Постепенно угас разговор. Тишина не тяготила. Каждый думал о чем-то своем, а вместе было все равно уютно.

Тим всколыхнул в ней все то, что до невероятия быстро побледнело и было отодвинуто куда-то на задворки памяти. Благодарность, веселье, азарт и сожаление, что невозможно вернуть сделанного. А вернуть хотелось. Очень. Тим пришел бы за ней. Нужно было только дождаться. Продержаться несколько дней.

Но тогда она об этом не знала.

Карими заново переживала собственные чувства. Раскладывала их на составляющие нити и сама же млела от удовольствия. Она ощущала себя почти живой.

Вот почему другие Ак-Тау так и не выбрались. Они просто забывали, что хотели получить Прощение. Гасли чувства. Вместе с ними гасло то, что оставалось в Ак-Тау человеческого. Чистильщики собирали свет и правили пространство именно затем, чтоб собирать свет и править пространство. Они забыли, кем были.

Карими больше этого не хотела.

Вместе с чувствами всколыхнулось с новой силой желание жить. Сильное, трепетное. Может, если и не с Тимом. Может, с кем-то другим она смогла бы быть счастлива. Вот с таким же простым и веселым, как Тим. Захотелось сорваться с места и нестись по горам в поисках Света, набирать сосуд снова и снова. Зарабатывать свободу… Может быть, набраться смелости и отыскать Найрани. Она ведь живет в той деревне. А ее отец – маг. Может, он чего посоветует. Может, прав Тим, и можно все вернуть?

Карими с теплотой смотрела на мужчину, прислонившегося спиной к дереву. Он задремал, примостив поврежденную руку на своих же ногах. Если бы она только умела лечить… Людям нужен отдых. А скоро они пойдут обратно. Будут воплощать совместно придуманный хитрый план по отъему оружия у солдат Веграна.

Она больше не одна!


На большой сковороде жарилась аппетитная круглая яичница. По кухне плыл аромат обжаренных луковых колечек и кусочков копченого окорока. Микан оставил попытки сдержать голодное урчание в животе и смотрел на колдующую у сковороды Мишку. Незавязанный ворот рубашки сполз, совершенно кокетливо оголив ее плечо.

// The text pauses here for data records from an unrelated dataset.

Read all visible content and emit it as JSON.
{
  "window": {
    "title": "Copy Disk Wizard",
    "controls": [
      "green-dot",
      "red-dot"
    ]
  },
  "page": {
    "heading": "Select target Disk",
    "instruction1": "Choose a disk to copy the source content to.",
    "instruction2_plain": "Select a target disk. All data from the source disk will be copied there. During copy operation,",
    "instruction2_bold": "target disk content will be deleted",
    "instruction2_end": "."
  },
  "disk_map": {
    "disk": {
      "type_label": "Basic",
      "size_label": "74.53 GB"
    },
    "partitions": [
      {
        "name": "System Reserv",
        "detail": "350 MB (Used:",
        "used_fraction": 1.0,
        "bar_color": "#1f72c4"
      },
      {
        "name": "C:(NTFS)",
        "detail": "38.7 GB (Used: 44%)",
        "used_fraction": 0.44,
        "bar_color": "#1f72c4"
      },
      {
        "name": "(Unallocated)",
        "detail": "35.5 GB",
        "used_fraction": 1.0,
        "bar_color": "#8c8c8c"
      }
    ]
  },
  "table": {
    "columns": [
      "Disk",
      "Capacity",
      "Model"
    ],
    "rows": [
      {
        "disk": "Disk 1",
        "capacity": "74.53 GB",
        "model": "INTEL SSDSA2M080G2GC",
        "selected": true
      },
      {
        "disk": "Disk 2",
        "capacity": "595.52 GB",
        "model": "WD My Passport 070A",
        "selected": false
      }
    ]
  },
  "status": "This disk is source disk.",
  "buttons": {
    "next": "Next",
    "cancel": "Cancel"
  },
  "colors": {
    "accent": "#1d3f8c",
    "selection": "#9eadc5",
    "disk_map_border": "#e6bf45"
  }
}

– А ты говорила, что не умеешь готовить.

– Яичница – мое коронное блюдо. Ну, то есть единственное. Ула научила, – перед сидящим в отцовском кресле Миканом появилась тарелка с дымящейся еще половинкой яичницы.

– Обожаю яичницу, – проурчал Микан, выковыривая из яиц кусочки обжаренного мяса. Еда исчезала с его тарелки с поразительной быстротой.

– По-моему, ты сейчас все, что угодно съел бы.

– А ты чего не ешь? Хочешь посмотреть, не отравлюсь ли я?

– Эй! – в него полетело кухонное полотенце.

– Шучу, – увернулся Микан, не выпуская из рук вилку.

А потом они пили чай. Горячий, чуть терпкий. Микан заварил его с травами по любимому рецепту своего отца.

Он расспрашивал ее о «Круге». Мишка его – о детстве. Медведица любовалась им. Воспоминания об отце наполняли его глаза светом и гордостью. Воспоминания о матери отражались в них легкой грустинкой. Он завязал волосы узлом почти на макушке, стянув их шнурком. Ей до ужаса захотелось снова запустить в них пальчики.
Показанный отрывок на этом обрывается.